The present invention can be applied to the configuration in which only the metal electrode M is formed without the additional layer X and the transparent electrode T is formed thereon.

Next, the photosensitive layer R is coated on the additional layer X and the metal electrode M as a whole as shown in (b), and then exposed and developed through the mask K as shown in (c). An island of the photosensitive layer R is formed remaining between the additional layer X and the metal electrode M. FIG.

Next, the ITO layer (T ') is applied over the entire surface as shown in (e). Here, the photosensitive layer (R), as is well known, by mixing a photosensitive agent such as ADC (Ammonium Di Chloride) with a polymer base such as PVA to discriminate the polymer bond of the base according to the exposure light exposure, the phenomenon caused by the injection of the washing water, etc. The degree of decomposition is different. Therefore, since the photoresist layer (R) is based on a polymer resin such as PVA, the thermal decomposition temperature of the photosensitive layer (R) is inevitably lower than that of the ITO layer (T ') composed mainly of metal compounds.
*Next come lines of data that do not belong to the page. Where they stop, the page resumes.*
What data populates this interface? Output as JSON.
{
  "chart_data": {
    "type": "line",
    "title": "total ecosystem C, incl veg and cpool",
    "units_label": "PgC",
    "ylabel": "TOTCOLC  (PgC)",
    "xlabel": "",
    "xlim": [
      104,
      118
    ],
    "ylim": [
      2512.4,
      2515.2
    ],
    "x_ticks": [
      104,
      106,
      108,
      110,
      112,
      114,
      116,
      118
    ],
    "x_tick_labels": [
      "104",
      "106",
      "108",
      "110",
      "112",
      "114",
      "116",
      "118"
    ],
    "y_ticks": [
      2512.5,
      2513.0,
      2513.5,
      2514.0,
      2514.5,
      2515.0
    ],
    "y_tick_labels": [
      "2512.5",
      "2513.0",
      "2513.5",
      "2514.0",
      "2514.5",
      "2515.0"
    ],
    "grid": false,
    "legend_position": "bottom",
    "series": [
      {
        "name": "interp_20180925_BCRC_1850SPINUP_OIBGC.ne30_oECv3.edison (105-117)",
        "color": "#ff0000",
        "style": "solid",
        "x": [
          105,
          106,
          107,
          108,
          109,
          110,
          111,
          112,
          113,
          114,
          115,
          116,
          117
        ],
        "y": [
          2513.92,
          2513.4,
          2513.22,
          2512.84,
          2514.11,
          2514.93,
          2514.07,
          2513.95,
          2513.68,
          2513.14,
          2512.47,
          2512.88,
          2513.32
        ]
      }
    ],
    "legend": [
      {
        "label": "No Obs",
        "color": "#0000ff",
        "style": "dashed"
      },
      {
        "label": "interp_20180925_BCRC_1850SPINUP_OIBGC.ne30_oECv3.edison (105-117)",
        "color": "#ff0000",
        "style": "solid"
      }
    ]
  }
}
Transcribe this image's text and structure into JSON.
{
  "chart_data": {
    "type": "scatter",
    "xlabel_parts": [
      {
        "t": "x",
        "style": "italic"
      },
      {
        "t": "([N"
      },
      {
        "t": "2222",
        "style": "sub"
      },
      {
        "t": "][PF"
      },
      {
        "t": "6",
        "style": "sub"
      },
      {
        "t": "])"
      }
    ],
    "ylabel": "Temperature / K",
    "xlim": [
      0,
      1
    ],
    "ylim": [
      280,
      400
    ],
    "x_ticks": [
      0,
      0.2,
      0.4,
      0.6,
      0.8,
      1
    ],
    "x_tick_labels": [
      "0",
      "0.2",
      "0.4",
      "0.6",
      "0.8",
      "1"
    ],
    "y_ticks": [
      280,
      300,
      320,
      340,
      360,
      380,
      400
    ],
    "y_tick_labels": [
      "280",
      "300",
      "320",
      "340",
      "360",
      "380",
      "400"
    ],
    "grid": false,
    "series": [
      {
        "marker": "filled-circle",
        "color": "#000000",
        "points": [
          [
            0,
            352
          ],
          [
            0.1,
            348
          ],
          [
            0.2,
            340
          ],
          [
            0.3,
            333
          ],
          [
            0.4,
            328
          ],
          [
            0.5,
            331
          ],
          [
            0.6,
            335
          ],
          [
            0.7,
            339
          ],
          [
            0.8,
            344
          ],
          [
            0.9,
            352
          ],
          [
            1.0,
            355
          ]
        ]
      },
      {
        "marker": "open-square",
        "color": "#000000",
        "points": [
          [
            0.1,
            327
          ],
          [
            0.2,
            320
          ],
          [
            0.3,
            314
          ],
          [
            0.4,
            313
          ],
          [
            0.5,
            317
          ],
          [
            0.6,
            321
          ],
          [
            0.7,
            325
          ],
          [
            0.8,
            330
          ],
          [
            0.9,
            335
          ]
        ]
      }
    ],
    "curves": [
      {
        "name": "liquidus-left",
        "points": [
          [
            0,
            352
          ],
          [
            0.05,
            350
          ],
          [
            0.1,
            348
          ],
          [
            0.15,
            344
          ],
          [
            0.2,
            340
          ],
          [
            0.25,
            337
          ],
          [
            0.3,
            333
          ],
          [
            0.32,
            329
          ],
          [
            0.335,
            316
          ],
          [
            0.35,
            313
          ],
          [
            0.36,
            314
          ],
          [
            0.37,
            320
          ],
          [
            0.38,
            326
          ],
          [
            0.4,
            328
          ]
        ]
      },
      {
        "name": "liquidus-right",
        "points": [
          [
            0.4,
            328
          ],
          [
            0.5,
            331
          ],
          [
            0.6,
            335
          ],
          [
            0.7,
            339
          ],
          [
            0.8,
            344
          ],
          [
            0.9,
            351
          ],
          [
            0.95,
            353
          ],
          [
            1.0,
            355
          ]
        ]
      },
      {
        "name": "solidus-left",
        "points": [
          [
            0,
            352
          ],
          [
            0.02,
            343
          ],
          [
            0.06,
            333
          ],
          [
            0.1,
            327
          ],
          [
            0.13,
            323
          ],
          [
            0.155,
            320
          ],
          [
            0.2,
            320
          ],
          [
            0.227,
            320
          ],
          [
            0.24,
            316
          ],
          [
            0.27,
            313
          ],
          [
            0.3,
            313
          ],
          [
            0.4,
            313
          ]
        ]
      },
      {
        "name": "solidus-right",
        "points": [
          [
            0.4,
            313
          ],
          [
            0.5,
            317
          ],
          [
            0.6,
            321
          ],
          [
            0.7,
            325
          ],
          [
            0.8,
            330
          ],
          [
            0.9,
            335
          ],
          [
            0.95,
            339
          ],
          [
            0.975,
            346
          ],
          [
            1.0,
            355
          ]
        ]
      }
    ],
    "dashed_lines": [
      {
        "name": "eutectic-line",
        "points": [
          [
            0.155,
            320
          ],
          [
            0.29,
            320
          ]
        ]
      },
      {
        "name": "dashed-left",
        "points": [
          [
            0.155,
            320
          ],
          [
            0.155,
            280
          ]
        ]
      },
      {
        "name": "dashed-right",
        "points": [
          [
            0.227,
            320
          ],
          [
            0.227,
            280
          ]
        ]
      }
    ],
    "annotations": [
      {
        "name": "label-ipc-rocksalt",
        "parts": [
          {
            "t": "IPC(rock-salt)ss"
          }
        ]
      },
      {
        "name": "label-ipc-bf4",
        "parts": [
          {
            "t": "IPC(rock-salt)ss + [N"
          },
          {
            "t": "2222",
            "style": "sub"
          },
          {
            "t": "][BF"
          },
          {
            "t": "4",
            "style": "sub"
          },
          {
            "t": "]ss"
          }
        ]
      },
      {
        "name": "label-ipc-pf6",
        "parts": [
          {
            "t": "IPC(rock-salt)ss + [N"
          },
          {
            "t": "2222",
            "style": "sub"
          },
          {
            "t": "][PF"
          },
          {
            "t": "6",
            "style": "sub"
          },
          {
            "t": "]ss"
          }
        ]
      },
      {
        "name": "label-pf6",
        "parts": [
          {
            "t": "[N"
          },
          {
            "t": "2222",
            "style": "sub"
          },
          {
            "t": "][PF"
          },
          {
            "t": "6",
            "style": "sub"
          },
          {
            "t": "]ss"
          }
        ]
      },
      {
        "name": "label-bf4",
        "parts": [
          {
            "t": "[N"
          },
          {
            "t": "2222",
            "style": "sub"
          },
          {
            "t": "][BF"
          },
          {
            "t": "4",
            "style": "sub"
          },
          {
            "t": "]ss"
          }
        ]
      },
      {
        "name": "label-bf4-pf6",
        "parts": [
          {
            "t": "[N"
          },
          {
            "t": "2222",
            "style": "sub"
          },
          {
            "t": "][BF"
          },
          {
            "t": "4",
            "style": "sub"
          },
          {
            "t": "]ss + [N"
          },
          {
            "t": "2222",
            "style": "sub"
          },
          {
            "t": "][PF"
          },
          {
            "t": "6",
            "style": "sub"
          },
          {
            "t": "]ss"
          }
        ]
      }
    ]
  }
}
Therefore, when the front substrate P1 is put into a heating furnace and heated above the thermal decomposition temperature of the photosensitive layer R, the photosensitive layer R is thermally decomposed and released, and thus the ITO applied on the remaining islands of the photosensitive layer R. The layer T 'is decomposed together, resulting in an electrode structure in which the transparent electrode T surrounds the metal electrode M and the additional layer X in the form of a hat as shown in (bar).

The present invention can be applied to the case where the transparent electrode T is directly formed on the front substrate P1, but the transparent electrode T is formed on the protruding layer such as the metal electrode M or the additional layer X. In this case, a particularly large effect can be obtained.

Accordingly, the completed transparent electrode T is composed of a pure ITO layer without a photosensitive material, and thus has excellent electrical characteristics such as conductivity, and is well peeled off because it is supported by the metal electrode M and the additional layer X. It is possible to construct a solid layer that is not. In addition, since the metal electrode M and the additional layer X may be formed by a printing method rather than a photolithography method, it is possible to significantly reduce the manufacturing cost and manufacturing man-hour.

As described above, the present invention is not only particularly suitable for the implementation of the prior applications, but also has a great effect of providing a high quality PDP with low manufacturing cost and high productivity.

Claims (5)

In the method of forming a transparent electrode on the protruding layer formed on the front substrate of the plasma display device, Applying a photosensitive layer on the protruding layer and photo-etched it to form remaining islands of the photosensitive layer between the protruding layer, It is possible to thermally decompose the remaining islands of the photosensitive layer after applying the ITO layer on the whole surface. A method for forming a transparent electrode of a plasma display device. The method of claim 1, The protruding layer comprises a metal electrode A method for forming a transparent electrode of a plasma display device. The method according to any one of claims 1 to 2, The protruding layer comprises an additional layer A method for forming a transparent electrode of a plasma display device. The method of claim 3, wherein The additional layer is a black stripe A method for forming a transparent electrode of a plasma display device. The method of claim 3, wherein The additional layer is a black electrode A method for forming a transparent electrode of a plasma display device.